I was thinking the other day about how long it’s been since I started writing and, judging by the first draft of the first novel I started working on – on a Third Generation iPod Touch might I add! – it was about eleven years ago at the tender age of ten. I had lists of novel ideas that I wanted to write, even fairly lengthy plots that, whilst I’m not sure make much sense now, I am actually quite impressed that I was able to do that aged ten.
New writers often don’t have the luxury of chalking their early shortcomings – if they have any, some don’t but most do, definitely including me – to being a child. It can be disheartening and difficult to find confidence when your first drafts and ideas might, in time, seem awful to you or stop making sense. However, I encourage every new writer to stick at it, even if you have never written a single thing before and think everything you have written is terrible (which does not necessarily go away as you keep writing, but it was definitely worst for me when I was new to it) as you will improve in skill, self-editing and in judging what actually doesn’t work and what is just you being self-critical, although those things aren’t necessarily mutually exclusive.
One of things that I found among my old notes was a piece of prose – not sure where in the ‘novel’ it would have come now, but I have some vague recollection that it came in the middle of some sort of fantasy plot with a religious element. I thought I would share it here so that any new writers can see – when I can hopefully share a new piece from recently soon – that it is definitely possible to improve your writing through practice and persistence.
Now, I won’t say that this piece is necessarily bad, it’s just over-described and you can definitely tell that I’m ten and lacking in experience when writing this. Enjoy:
‘The sky was darker than it had ever been. Night descended upon St Mary’s Terrace, swift as a lioness making a kill. The scene was idyllic. Stars twinkled in there – oops! – place in the vast expanse of space. The moon burned the night sky no less bright, though perhaps softer, than the sun, her sister. Candles were out all throughout the quiet, suburban street, no carts, no horses, no people. Nothing.

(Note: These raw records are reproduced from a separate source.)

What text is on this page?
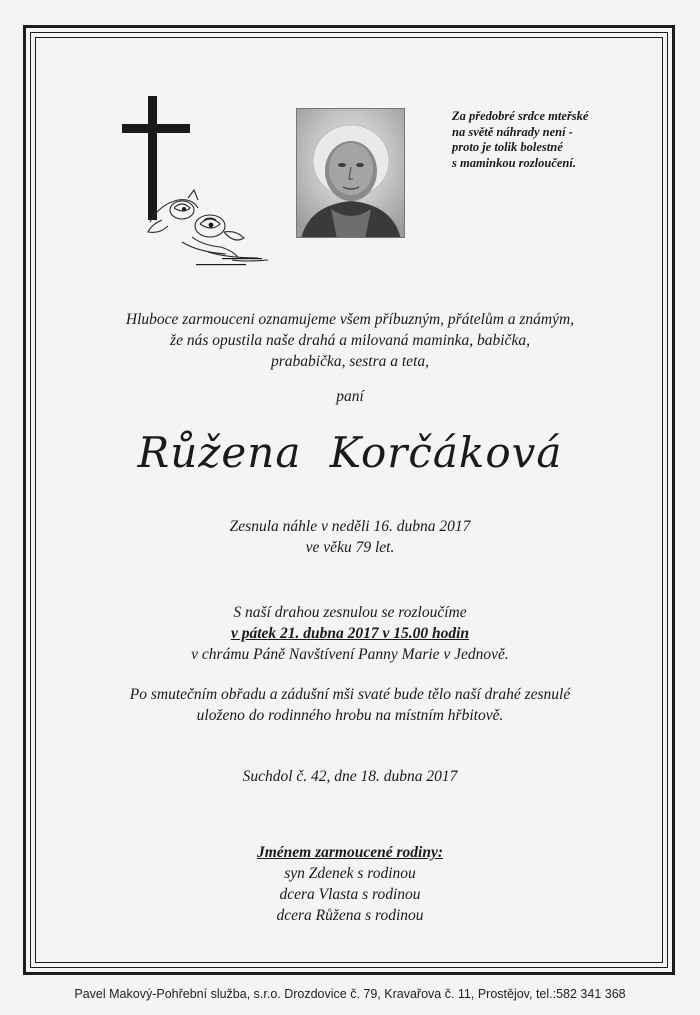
Za předobré srdce mteřské
na světě náhrady není -
proto je tolik bolestné
s maminkou rozloučení.
Hluboce zarmouceni oznamujeme všem příbuzným, přátelům a známým,
že nás opustila naše drahá a milovaná maminka, babička,
prababička, sestra a teta,
paní
Růžena Korčáková
Zesnula náhle v neděli 16. dubna 2017
ve věku 79 let.
S naší drahou zesnulou se rozloučíme
v pátek 21. dubna 2017 v 15.00 hodin
v chrámu Páně Navštívení Panny Marie v Jednově.
Po smutečním obřadu a zádušní mši svaté bude tělo naší drahé zesnulé
uloženo do rodinného hrobu na místním hřbitově.
Suchdol č. 42, dne 18. dubna 2017
Jménem zarmoucené rodiny:
syn Zdenek s rodinou
dcera Vlasta s rodinou
dcera Růžena s rodinou
Pavel Makový-Pohřební služba, s.r.o. Drozdovice č. 79, Kravařova č. 11, Prostějov, tel.:582 341 368
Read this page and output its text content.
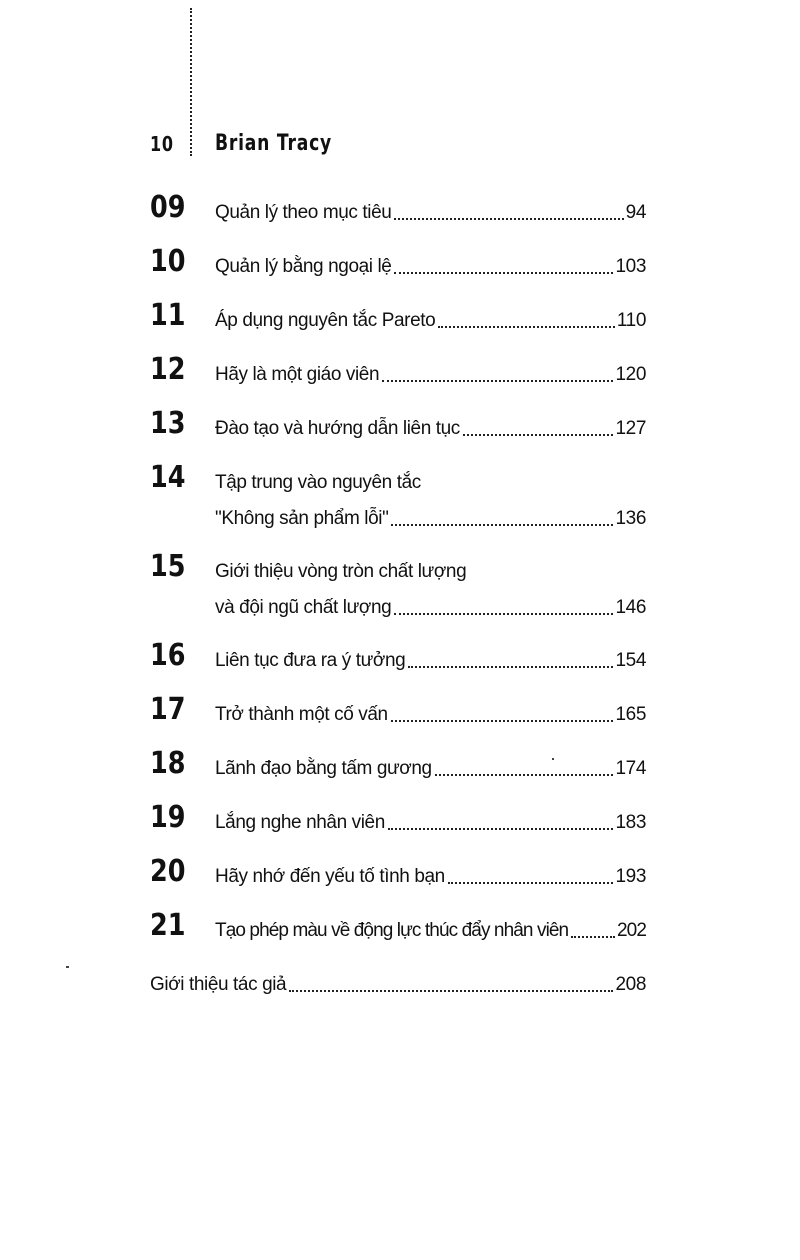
10 Brian Tracy
09 Quản lý theo mục tiêu	94
10 Quản lý bằng ngoại lệ	103
11 Áp dụng nguyên tắc Pareto	110
12 Hãy là một giáo viên	120
13 Đào tạo và hướng dẫn liên tục	127
14 Tập trung vào nguyên tắc
"Không sản phẩm lỗi"	136
15 Giới thiệu vòng tròn chất lượng
và đội ngũ chất lượng	146
16 Liên tục đưa ra ý tưởng	154
17 Trở thành một cố vấn	165
18 Lãnh đạo bằng tấm gương	174
19 Lắng nghe nhân viên	183
20 Hãy nhớ đến yếu tố tình bạn	193
21 Tạo phép màu về động lực thúc đẩy nhân viên	202
Giới thiệu tác giả	208
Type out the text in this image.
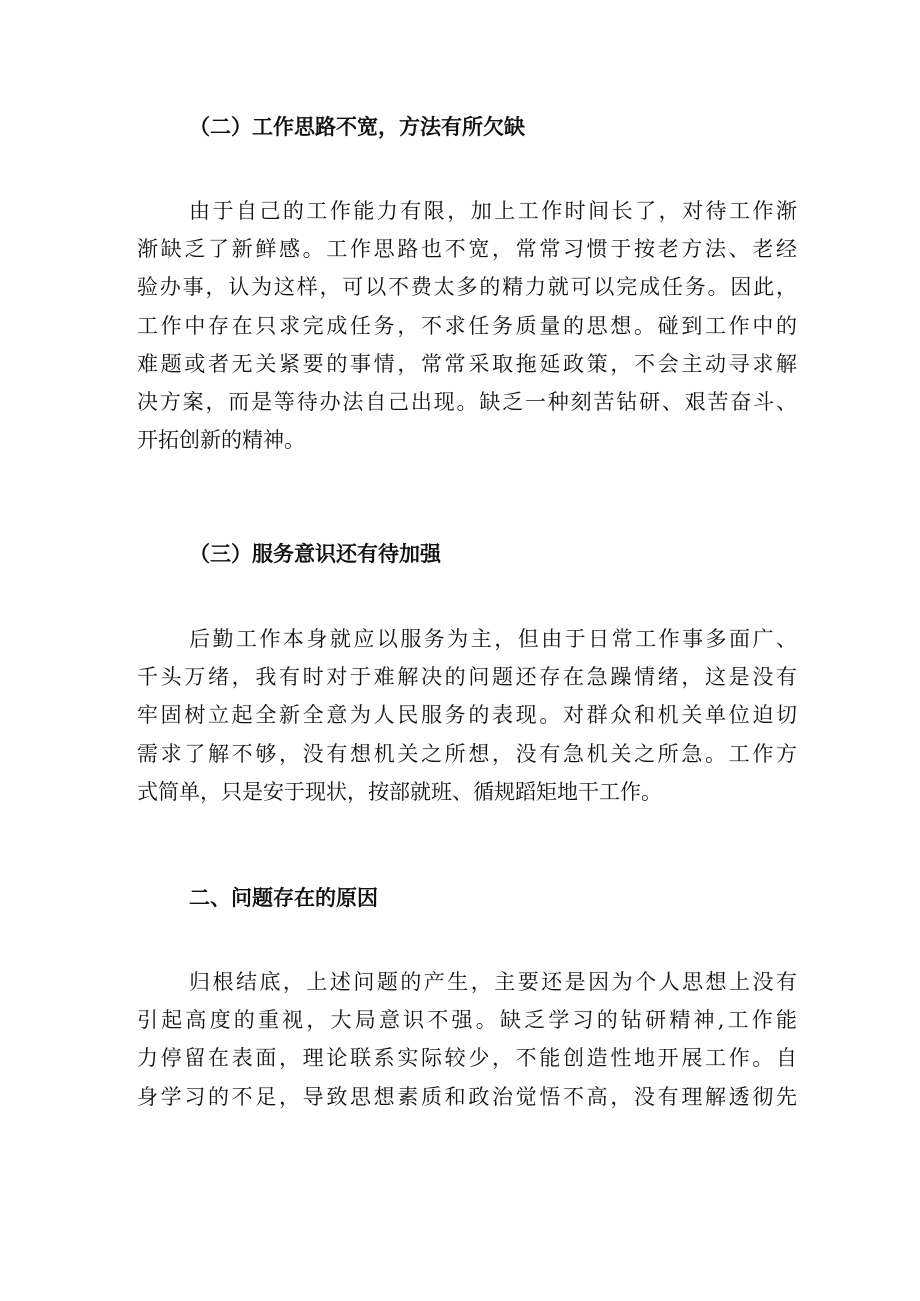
（二）工作思路不宽，方法有所欠缺
由于自己的工作能力有限，加上工作时间长了，对待工作渐
渐缺乏了新鲜感。工作思路也不宽，常常习惯于按老方法、老经
验办事，认为这样，可以不费太多的精力就可以完成任务。因此，
工作中存在只求完成任务，不求任务质量的思想。碰到工作中的
难题或者无关紧要的事情，常常采取拖延政策，不会主动寻求解
决方案，而是等待办法自己出现。缺乏一种刻苦钻研、艰苦奋斗、
开拓创新的精神。
（三）服务意识还有待加强
后勤工作本身就应以服务为主，但由于日常工作事多面广、
千头万绪，我有时对于难解决的问题还存在急躁情绪，这是没有
牢固树立起全新全意为人民服务的表现。对群众和机关单位迫切
需求了解不够，没有想机关之所想，没有急机关之所急。工作方
式简单，只是安于现状，按部就班、循规蹈矩地干工作。
二、问题存在的原因
归根结底，上述问题的产生，主要还是因为个人思想上没有
引起高度的重视，大局意识不强。缺乏学习的钻研精神,工作能
力停留在表面，理论联系实际较少，不能创造性地开展工作。自
身学习的不足，导致思想素质和政治觉悟不高，没有理解透彻先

Helen Honner-White pulled shut her blinds and smiled an absent, peaceful grin. Her self-absorbed mother-in-law had been wrong. At last!
It’d been months since they’d heard anything but sigh of relief on the subject of … She was gone. Her world. Which, until mere weeks ago, Hellen had been sure was the only world, was safe again. She could, at last, sleep in peace again at night, without fear of fire, of enslavement, of death.
However, outside her cosy cottage of 73 St Mary’s Terrace, where her husband, Sir Robert Honner-White, slept deeply in their bed just above her head, something far more sinister than night descended upon the neighbourly street and the grand houses that lined it.
Dated 25 July 2010 as the date last edited.
Now, I am not sure what is happening in this piece and I have left in every spelling, grammar and factual mistake that was in the original. There is also clearly something missing in the middle – I have no idea what subject there had been a sigh of relief over – but I think the message is clear. I had a plot in mind and, even now, I think I can say something good about this. Even in what is objectively the worst thing I have written – at least the worst thing I still have a record of, I remember an accidental piece of Fifi and the Flowertots fanfiction I wrote aged six that probably wins that prize – I can see my passion for writing.
So, if you enjoy writing and want to pursue it, say the words Fifi Fanfiction or keep ‘sigh of relief on the subject of … She was gone‘ in your mind whenever you doubt yourself. I’m now pursuing a degree in creative writing and I’m halfway (almost) through my first novel, but I started out writing snippets of what, on a third read, might well be aliens invading 17th century England, on an iPod 3. Keep going and have faith in your ability!